On Thu, Apr 02, 2009 at 03:24:32PM +0200, Nils Faerber wrote:
> I am not that sure about the threads - if I remember correctly also the
> Debian Etch rootfs which did not use the TLS extension also sigilled. It
> may be that threads simply trigger the bug but are not the real cause.
Hmmm, yes.

> > 2) We have variant that works (cache turned off). Great, we have
> > to detect that, log it and reboot.
I've been thinking about that, and I think we must rule out that
we have a variant that certainly works.
Let me explain:
Say the problem is a certain codepath that's interruptible, but
is unsafe to interrupt in some way. But with caches turned off,
the system might be that slow that the codepath will not be
interrupted because other software is not running yet.

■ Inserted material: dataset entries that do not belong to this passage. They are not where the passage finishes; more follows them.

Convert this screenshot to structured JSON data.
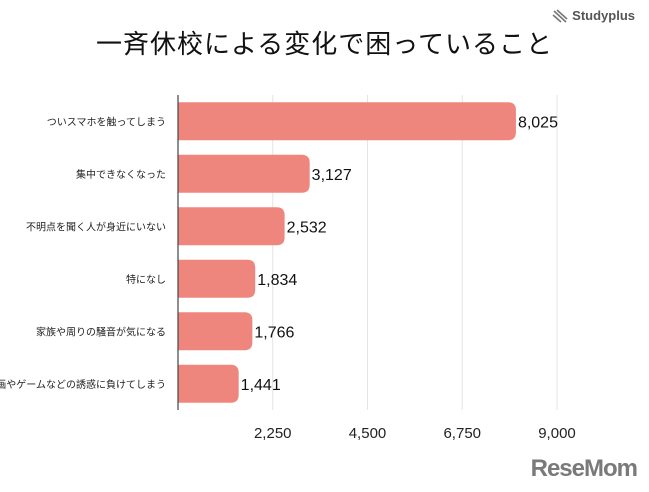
{
  "chart_data": {
    "type": "bar",
    "orientation": "horizontal",
    "title": "一斉休校による変化で困っていること",
    "categories": [
      "ついスマホを触ってしまう",
      "集中できなくなった",
      "不明点を聞く人が身近にいない",
      "特になし",
      "家族や周りの騒音が気になる",
      "漫画やゲームなどの誘惑に負けてしまう"
    ],
    "values": [
      8025,
      3127,
      2532,
      1834,
      1766,
      1441
    ],
    "value_labels": [
      "8,025",
      "3,127",
      "2,532",
      "1,834",
      "1,766",
      "1,441"
    ],
    "xlim": [
      0,
      9000
    ],
    "xticks": [
      2250,
      4500,
      6750,
      9000
    ],
    "xtick_labels": [
      "2,250",
      "4,500",
      "6,750",
      "9,000"
    ],
    "grid": "vertical",
    "bar_color": "#ef867d"
  },
  "logos": {
    "top": "Studyplus",
    "bottom": "ReseMom"
  }
}
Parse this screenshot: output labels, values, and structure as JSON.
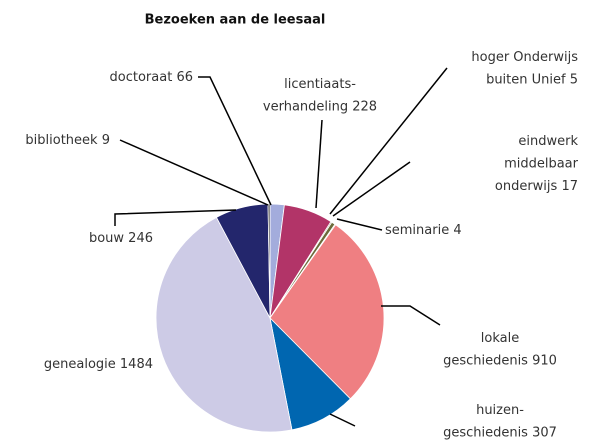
{
  "chart_data": {
    "type": "pie",
    "title": "Bezoeken aan de leesaal",
    "categories": [
      [
        "doctoraat"
      ],
      [
        "licentiaats-",
        "verhandeling"
      ],
      [
        "hoger Onderwijs",
        "buiten Unief"
      ],
      [
        "eindwerk",
        "middelbaar",
        "onderwijs"
      ],
      [
        "seminarie"
      ],
      [
        "lokale",
        "geschiedenis"
      ],
      [
        "huizen-",
        "geschiedenis"
      ],
      [
        "genealogie"
      ],
      [
        "bouw"
      ],
      [
        "bibliotheek"
      ]
    ],
    "values": [
      66,
      228,
      5,
      17,
      4,
      910,
      307,
      1484,
      246,
      9
    ],
    "colors": [
      "#a3acdc",
      "#b23468",
      "#5a5a2a",
      "#6b6b3a",
      "#8a8a5a",
      "#ef7f82",
      "#0066b0",
      "#cdcbe6",
      "#23266c",
      "#3a3a3a"
    ]
  }
}
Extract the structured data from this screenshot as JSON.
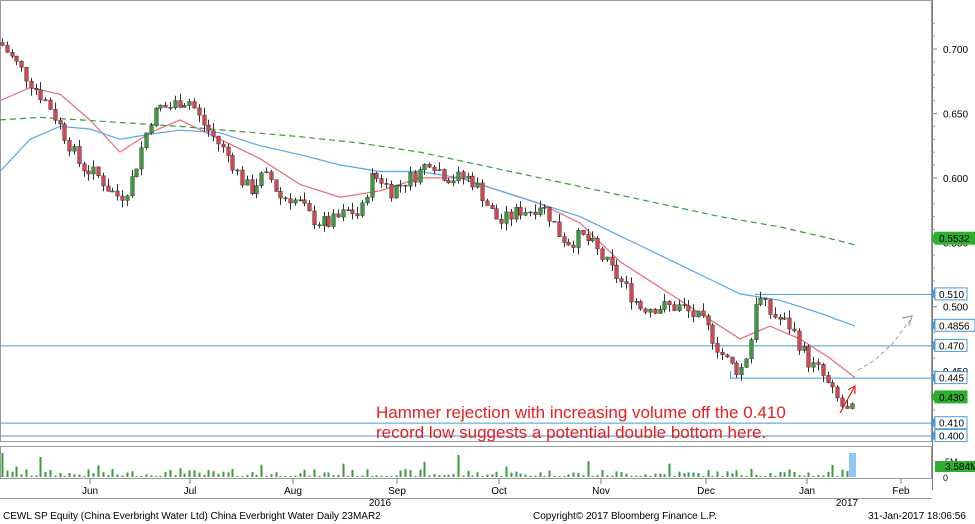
{
  "chart_data": {
    "type": "candlestick",
    "title": "",
    "ylim": [
      0.395,
      0.735
    ],
    "y_ticks": [
      "0.700",
      "0.650",
      "0.600",
      "0.550",
      "0.500",
      "0.450",
      "0.400"
    ],
    "x_months": [
      "Jun",
      "Jul",
      "Aug",
      "Sep",
      "Oct",
      "Nov",
      "Dec",
      "Jan",
      "Feb"
    ],
    "x_years": [
      "2016",
      "2017"
    ],
    "price_series": {
      "name": "CEWL SP Equity",
      "start": 0.71,
      "end": 0.41,
      "points": [
        [
          0,
          0.705
        ],
        [
          10,
          0.695
        ],
        [
          20,
          0.685
        ],
        [
          30,
          0.675
        ],
        [
          40,
          0.665
        ],
        [
          50,
          0.655
        ],
        [
          60,
          0.64
        ],
        [
          70,
          0.625
        ],
        [
          80,
          0.61
        ],
        [
          90,
          0.605
        ],
        [
          100,
          0.6
        ],
        [
          110,
          0.59
        ],
        [
          120,
          0.585
        ],
        [
          130,
          0.595
        ],
        [
          140,
          0.62
        ],
        [
          150,
          0.645
        ],
        [
          160,
          0.655
        ],
        [
          170,
          0.655
        ],
        [
          180,
          0.66
        ],
        [
          190,
          0.66
        ],
        [
          200,
          0.645
        ],
        [
          210,
          0.635
        ],
        [
          220,
          0.625
        ],
        [
          230,
          0.615
        ],
        [
          240,
          0.6
        ],
        [
          250,
          0.59
        ],
        [
          260,
          0.6
        ],
        [
          270,
          0.6
        ],
        [
          280,
          0.585
        ],
        [
          290,
          0.585
        ],
        [
          300,
          0.58
        ],
        [
          310,
          0.57
        ],
        [
          320,
          0.565
        ],
        [
          330,
          0.565
        ],
        [
          340,
          0.57
        ],
        [
          350,
          0.575
        ],
        [
          360,
          0.57
        ],
        [
          370,
          0.6
        ],
        [
          380,
          0.6
        ],
        [
          390,
          0.59
        ],
        [
          400,
          0.595
        ],
        [
          410,
          0.6
        ],
        [
          420,
          0.605
        ],
        [
          430,
          0.615
        ],
        [
          440,
          0.605
        ],
        [
          450,
          0.6
        ],
        [
          460,
          0.6
        ],
        [
          470,
          0.6
        ],
        [
          480,
          0.59
        ],
        [
          490,
          0.575
        ],
        [
          500,
          0.565
        ],
        [
          510,
          0.57
        ],
        [
          520,
          0.575
        ],
        [
          530,
          0.575
        ],
        [
          540,
          0.58
        ],
        [
          550,
          0.57
        ],
        [
          560,
          0.555
        ],
        [
          570,
          0.55
        ],
        [
          580,
          0.555
        ],
        [
          590,
          0.55
        ],
        [
          600,
          0.54
        ],
        [
          610,
          0.53
        ],
        [
          620,
          0.52
        ],
        [
          630,
          0.51
        ],
        [
          640,
          0.5
        ],
        [
          650,
          0.5
        ],
        [
          660,
          0.5
        ],
        [
          670,
          0.5
        ],
        [
          680,
          0.5
        ],
        [
          690,
          0.495
        ],
        [
          700,
          0.49
        ],
        [
          710,
          0.48
        ],
        [
          720,
          0.465
        ],
        [
          730,
          0.455
        ],
        [
          740,
          0.45
        ],
        [
          750,
          0.47
        ],
        [
          755,
          0.505
        ],
        [
          760,
          0.505
        ],
        [
          770,
          0.495
        ],
        [
          780,
          0.49
        ],
        [
          790,
          0.485
        ],
        [
          800,
          0.47
        ],
        [
          810,
          0.455
        ],
        [
          820,
          0.45
        ],
        [
          830,
          0.435
        ],
        [
          840,
          0.425
        ],
        [
          850,
          0.415
        ],
        [
          856,
          0.43
        ]
      ]
    },
    "moving_averages": [
      {
        "color": "#e86a78",
        "style": "solid",
        "points": [
          [
            0,
            0.66
          ],
          [
            30,
            0.67
          ],
          [
            60,
            0.665
          ],
          [
            90,
            0.645
          ],
          [
            120,
            0.62
          ],
          [
            150,
            0.635
          ],
          [
            180,
            0.645
          ],
          [
            220,
            0.63
          ],
          [
            260,
            0.615
          ],
          [
            300,
            0.595
          ],
          [
            340,
            0.585
          ],
          [
            380,
            0.59
          ],
          [
            420,
            0.6
          ],
          [
            460,
            0.6
          ],
          [
            500,
            0.59
          ],
          [
            540,
            0.58
          ],
          [
            580,
            0.565
          ],
          [
            620,
            0.535
          ],
          [
            660,
            0.515
          ],
          [
            700,
            0.495
          ],
          [
            740,
            0.475
          ],
          [
            770,
            0.485
          ],
          [
            800,
            0.475
          ],
          [
            830,
            0.46
          ],
          [
            855,
            0.445
          ]
        ]
      },
      {
        "color": "#5aa6e6",
        "style": "solid",
        "points": [
          [
            0,
            0.605
          ],
          [
            30,
            0.63
          ],
          [
            60,
            0.64
          ],
          [
            90,
            0.638
          ],
          [
            120,
            0.63
          ],
          [
            150,
            0.634
          ],
          [
            180,
            0.637
          ],
          [
            220,
            0.635
          ],
          [
            260,
            0.625
          ],
          [
            300,
            0.618
          ],
          [
            340,
            0.61
          ],
          [
            380,
            0.605
          ],
          [
            420,
            0.605
          ],
          [
            460,
            0.6
          ],
          [
            500,
            0.59
          ],
          [
            540,
            0.58
          ],
          [
            580,
            0.57
          ],
          [
            620,
            0.555
          ],
          [
            660,
            0.54
          ],
          [
            700,
            0.525
          ],
          [
            740,
            0.51
          ],
          [
            780,
            0.505
          ],
          [
            820,
            0.495
          ],
          [
            855,
            0.485
          ]
        ]
      },
      {
        "color": "#3c9a3c",
        "style": "dashed",
        "points": [
          [
            0,
            0.645
          ],
          [
            40,
            0.647
          ],
          [
            80,
            0.645
          ],
          [
            120,
            0.643
          ],
          [
            180,
            0.64
          ],
          [
            240,
            0.636
          ],
          [
            300,
            0.632
          ],
          [
            360,
            0.627
          ],
          [
            420,
            0.62
          ],
          [
            480,
            0.61
          ],
          [
            540,
            0.6
          ],
          [
            600,
            0.59
          ],
          [
            660,
            0.58
          ],
          [
            720,
            0.57
          ],
          [
            780,
            0.562
          ],
          [
            830,
            0.553
          ],
          [
            855,
            0.548
          ]
        ]
      }
    ],
    "horizontal_lines": [
      {
        "value": 0.51,
        "color": "#4a9ad8"
      },
      {
        "value": 0.47,
        "color": "#4a9ad8"
      },
      {
        "value": 0.445,
        "color": "#4a9ad8"
      },
      {
        "value": 0.41,
        "color": "#4a9ad8"
      },
      {
        "value": 0.4,
        "color": "#4a9ad8"
      }
    ],
    "price_labels": [
      {
        "text": "0.5532",
        "value": 0.5532,
        "bg": "#2fae2f",
        "fg": "#000000"
      },
      {
        "text": "0.510",
        "value": 0.51,
        "bg": "#ffffff",
        "fg": "#000000",
        "border": "#4a9ad8"
      },
      {
        "text": "0.4856",
        "value": 0.4856,
        "bg": "#ffffff",
        "fg": "#000000",
        "border": "#4a9ad8"
      },
      {
        "text": "0.470",
        "value": 0.47,
        "bg": "#ffffff",
        "fg": "#000000",
        "border": "#4a9ad8"
      },
      {
        "text": "0.445",
        "value": 0.445,
        "bg": "#ffffff",
        "fg": "#000000",
        "border": "#4a9ad8"
      },
      {
        "text": "0.430",
        "value": 0.43,
        "bg": "#2fae2f",
        "fg": "#000000"
      },
      {
        "text": "0.410",
        "value": 0.41,
        "bg": "#ffffff",
        "fg": "#000000",
        "border": "#4a9ad8"
      },
      {
        "text": "0.400",
        "value": 0.4,
        "bg": "#ffffff",
        "fg": "#000000",
        "border": "#4a9ad8"
      }
    ],
    "volume": {
      "label": "3.584M",
      "label_bg": "#2fae2f",
      "tick_labels": [
        "5M",
        "0"
      ],
      "bar_color": "#3c9a3c",
      "last_bar_color": "#8cc8f0"
    },
    "up_color": "#3c9a3c",
    "down_color": "#d9434f"
  },
  "annotation": {
    "line1": "Hammer rejection with increasing volume off the 0.410",
    "line2": "record low suggests a potential double bottom here.",
    "color": "#e32020"
  },
  "footer": {
    "left": "CEWL SP Equity (China Everbright Water Ltd) China Everbright Water  Daily 23MAR2",
    "center": "Copyright© 2017 Bloomberg Finance L.P.",
    "right": "31-Jan-2017 18:06:56"
  }
}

So I've got two kind of problems to think of:
1) a codepath that get's interrupted somehow. The duration of
that codepath (race) makes it susceptible to something unclean
which causes a SIGILL. The duration is influenced either by irq's
or software scheduling.
2) a certain piece of code that somehow at some time does not
flush caches when it should have.

Somehow 1) seems to be the logical one. It doesn't happen very
often, but it always happens to certain applications.

On a sidenote: Maybe I should check initialization registers
between the 2.4.20 kernel and the 2.6.24 .
We could be tracing a kernel bug, while all the time the memory
refresh timing is off, which will only introduce errors when
memory is accessed at full speed, something like that.